Nada yang sedari tadi sudah mengunyah beberapa suap nasi bekalnya kemudian meminum sebotol air mineral yang Adela belikan.
"Ayam kecap, sama tumis brokoli. Lo mau?" Nada mengangkat bekalnya di depan Adela.
Adela melihat sejenak lalu tersenyum kecut. "Mau sih, masakan Papa elo pasti enak kayak ala-ala chef gitu deh. Ah enggak ah, itu punya elo. Maruk juga gue makan bekal orang." Adela nyengir kuda.

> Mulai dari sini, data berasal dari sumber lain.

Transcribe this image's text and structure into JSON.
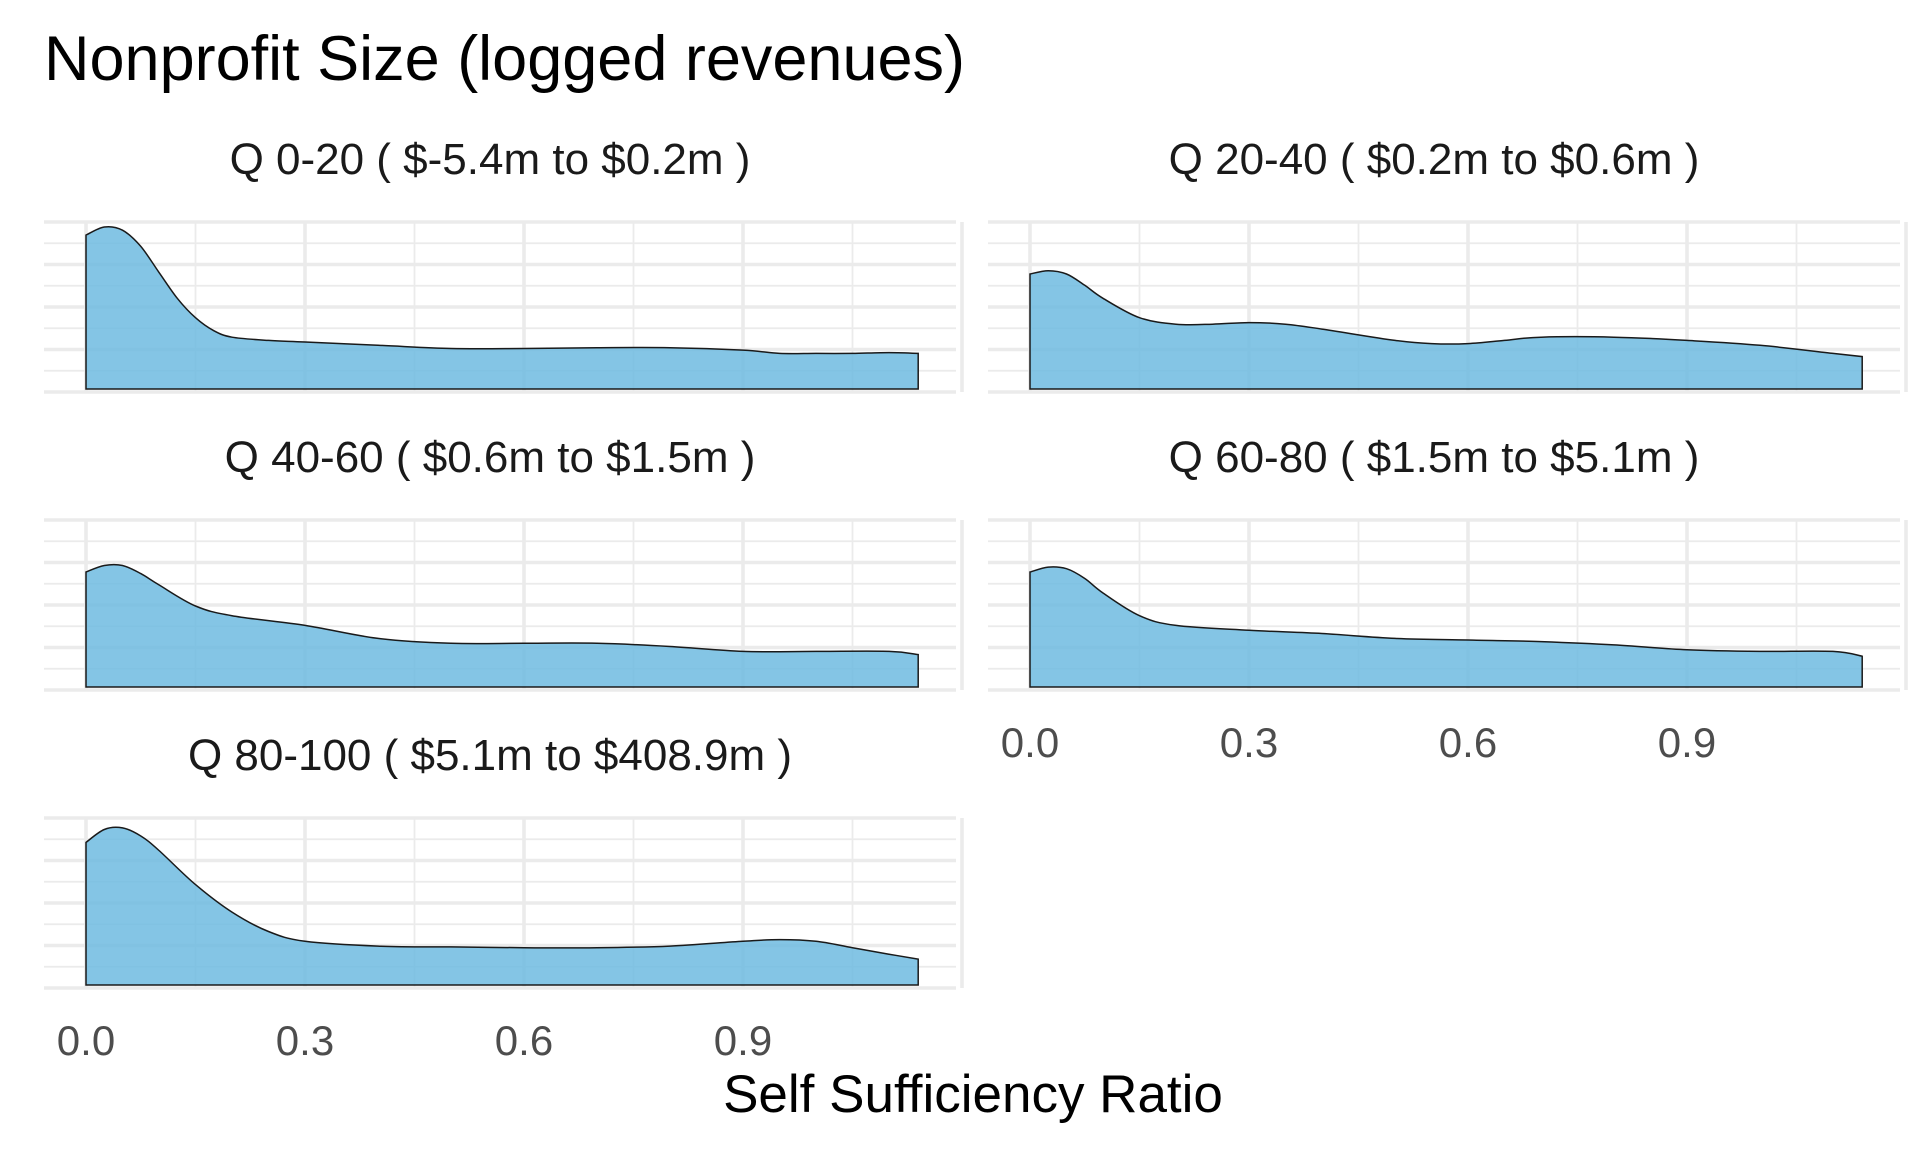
{
  "chart_data": {
    "type": "area",
    "kind": "density-facets",
    "title": "Nonprofit Size (logged revenues)",
    "xlabel": "Self Sufficiency Ratio",
    "ylabel": "",
    "x_ticks": [
      "0.0",
      "0.3",
      "0.6",
      "0.9"
    ],
    "xlim": [
      0.0,
      1.2
    ],
    "fill_color": "#6fbbe0",
    "line_color": "#1a1a1a",
    "grid": true,
    "facets": [
      {
        "label": "Q 0-20   ( $-5.4m to $0.2m )",
        "x": [
          0.0,
          0.025,
          0.05,
          0.075,
          0.1,
          0.125,
          0.15,
          0.175,
          0.2,
          0.25,
          0.3,
          0.4,
          0.5,
          0.6,
          0.7,
          0.8,
          0.9,
          0.95,
          1.0,
          1.05,
          1.1,
          1.14
        ],
        "y": [
          0.95,
          1.0,
          0.98,
          0.88,
          0.72,
          0.56,
          0.44,
          0.36,
          0.32,
          0.3,
          0.29,
          0.27,
          0.25,
          0.25,
          0.255,
          0.255,
          0.24,
          0.22,
          0.22,
          0.22,
          0.225,
          0.22
        ]
      },
      {
        "label": "Q 20-40   ( $0.2m to $0.6m )",
        "x": [
          0.0,
          0.025,
          0.05,
          0.075,
          0.1,
          0.15,
          0.2,
          0.25,
          0.3,
          0.35,
          0.4,
          0.5,
          0.55,
          0.6,
          0.65,
          0.7,
          0.8,
          0.9,
          1.0,
          1.1,
          1.14
        ],
        "y": [
          0.71,
          0.73,
          0.71,
          0.64,
          0.56,
          0.44,
          0.4,
          0.4,
          0.41,
          0.4,
          0.37,
          0.3,
          0.28,
          0.28,
          0.3,
          0.32,
          0.32,
          0.3,
          0.27,
          0.22,
          0.2
        ]
      },
      {
        "label": "Q 40-60   ( $0.6m to $1.5m )",
        "x": [
          0.0,
          0.025,
          0.05,
          0.075,
          0.1,
          0.15,
          0.2,
          0.3,
          0.4,
          0.5,
          0.6,
          0.7,
          0.8,
          0.9,
          1.0,
          1.1,
          1.14
        ],
        "y": [
          0.71,
          0.75,
          0.75,
          0.7,
          0.63,
          0.5,
          0.44,
          0.38,
          0.3,
          0.27,
          0.27,
          0.27,
          0.25,
          0.22,
          0.22,
          0.22,
          0.2
        ]
      },
      {
        "label": "Q 60-80   ( $1.5m to $5.1m )",
        "x": [
          0.0,
          0.025,
          0.05,
          0.075,
          0.1,
          0.15,
          0.2,
          0.3,
          0.4,
          0.5,
          0.6,
          0.7,
          0.8,
          0.9,
          1.0,
          1.1,
          1.14
        ],
        "y": [
          0.71,
          0.74,
          0.73,
          0.67,
          0.58,
          0.44,
          0.38,
          0.35,
          0.33,
          0.3,
          0.29,
          0.28,
          0.26,
          0.23,
          0.22,
          0.22,
          0.19
        ]
      },
      {
        "label": "Q 80-100   ( $5.1m to $408.9m )",
        "x": [
          0.0,
          0.025,
          0.05,
          0.075,
          0.1,
          0.15,
          0.2,
          0.25,
          0.3,
          0.4,
          0.5,
          0.6,
          0.7,
          0.8,
          0.9,
          0.95,
          1.0,
          1.05,
          1.1,
          1.14
        ],
        "y": [
          0.88,
          0.96,
          0.97,
          0.92,
          0.83,
          0.62,
          0.45,
          0.33,
          0.27,
          0.24,
          0.235,
          0.23,
          0.23,
          0.24,
          0.27,
          0.28,
          0.27,
          0.23,
          0.19,
          0.16
        ]
      }
    ]
  }
}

Nada meletakan lagi bekalnya. "Ya nggak apa-apa kok kalau nggak mau." Nada kembali melahapnya.
Adela mulai menuang saus dan sambal ke mangkuk bakso yang berisi itu, bisa dikatakan kalau Adela adalah jagoan pedas. Nada yang melihat tangan Adela terus saja mengambil sambal hingga empat sendok mulai merinding sendiri, segera dia merebut tempat sambal dan sendok kecil yang Adela pegang.
"Lho, kenapa diambil, Nad? Lo mau pakai sambal juga?" tanya Adela polos.
"Lo itu nggak kira-kira banget deh Del kalau ambil sambal, nanti perut lo sakit terus mencret bahkan bisa masuk RS gimana?" celetuk Nada sedikit menakuti temannya.
Adela menatap Nada dengan kening berkerut. "Itu lo lagi doa apa nakut-nakutin sih, Nad? Mau harga sewa kamar di rumah sakit sepuluh ribu permalam juga gue nggak akan pernah mau nginep di sana."
Nada hampir tertawa. "Nah itu lo paham, kurang-kurangin deh makan pedas. Nanti lo bisa kena maag apalagi elo jarang makan."
"Sekali-kali."
"Bebal lo kalau dikasih tahu."
Sedangkan dari jauh dua bola mata teduh itu masih saja memperhatikan interaksi dua gadis itu, meski hanya satu saja fokusnya.